Trans-crocetin is involved in the inhibition of the glutamatergic synaptic transmission on rat cortical neurones by saffron extract

Saffron is the dried stigmata of Crocus sativus L. Saffron contains a large quantity of carotenoids, the crocins, glycosides of the C₂₀ apocarotenoid trans-crocetin. It has been shown that ethanolic (80 vol.-%) saffron extract (CSE) and trans-crocetin, interact with the phencyclidine binding site of the NMDA receptor [1]. The aim of the present study was to examine the influence of CSE and trans-crocetin on the glutamatergic synaptic transmission in rat brain slices. Postsynaptic potentials (PSPs) were elicited by focal electrical stimulation in pyramidal cells of the cingulate cortex and recorded using intracellular placed microelectrodes. PSPs were induced by glutamate released from presynaptic terminals which activated postsynaptic NMDA and non-NMDA receptors. In contrast, externally added glutamate induced a depolarisation of the cell membrane of the pyramidal cells. CSE (10–200µg/ml) decreased the glutamate-induced membrane depolarisation and inhibited the evoked PSPs. CSE inhibited the isolated NMDA and non-NMDA component of the PSPs and decreased the NMDA and kainate induced depolarisation.

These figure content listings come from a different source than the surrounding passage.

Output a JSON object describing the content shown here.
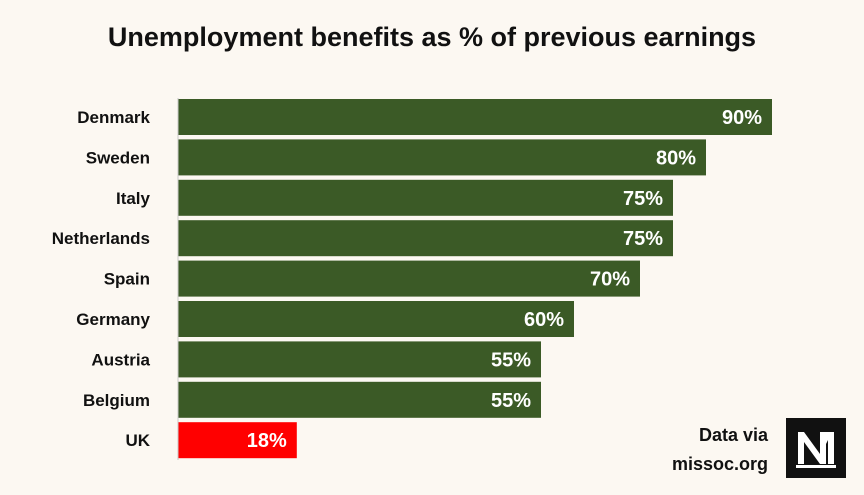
{
  "chart_data": {
    "type": "bar",
    "orientation": "horizontal",
    "title": "Unemployment benefits as % of previous earnings",
    "categories": [
      "Denmark",
      "Sweden",
      "Italy",
      "Netherlands",
      "Spain",
      "Germany",
      "Austria",
      "Belgium",
      "UK"
    ],
    "values": [
      90,
      80,
      75,
      75,
      70,
      60,
      55,
      55,
      18
    ],
    "value_labels": [
      "90%",
      "80%",
      "75%",
      "75%",
      "70%",
      "60%",
      "55%",
      "55%",
      "18%"
    ],
    "bar_colors": [
      "#3b5a26",
      "#3b5a26",
      "#3b5a26",
      "#3b5a26",
      "#3b5a26",
      "#3b5a26",
      "#3b5a26",
      "#3b5a26",
      "#ff0000"
    ],
    "xlim": [
      0,
      100
    ],
    "grid": false,
    "legend": "none"
  },
  "source": {
    "line1": "Data via",
    "line2": "missoc.org"
  },
  "logo": {
    "icon": "nm-logo-icon"
  },
  "colors": {
    "background": "#fcf8f2",
    "bar": "#3b5a26",
    "highlight": "#ff0000",
    "label": "#ffffff"
  }
}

This indicates an antagonistic effect of CSE on NMDA and kainate receptors. Trans-crocetin (1–50µM) investigated under the same conditions as CSE showed comparable inhibitory effects on the glutamate-induced membrane depolarisation and evoked PSPs. Trans-crocetin decreased the NMDA induced membrane depolarisation, but compared to CSE trans-crocetin did not inhibit the isolated non-NMDA component of the PSPs. Therefore, it seems that trans-crocetin did not interact with the non-NMDA type of glutamate receptors. We conclude that trans-crocetin is involved in the antagonistic effect of CSE on NMDA but not on kainate receptors.

References: 1. Lechtenberg, M. et al. 2008, Planta Med 74: 764–772.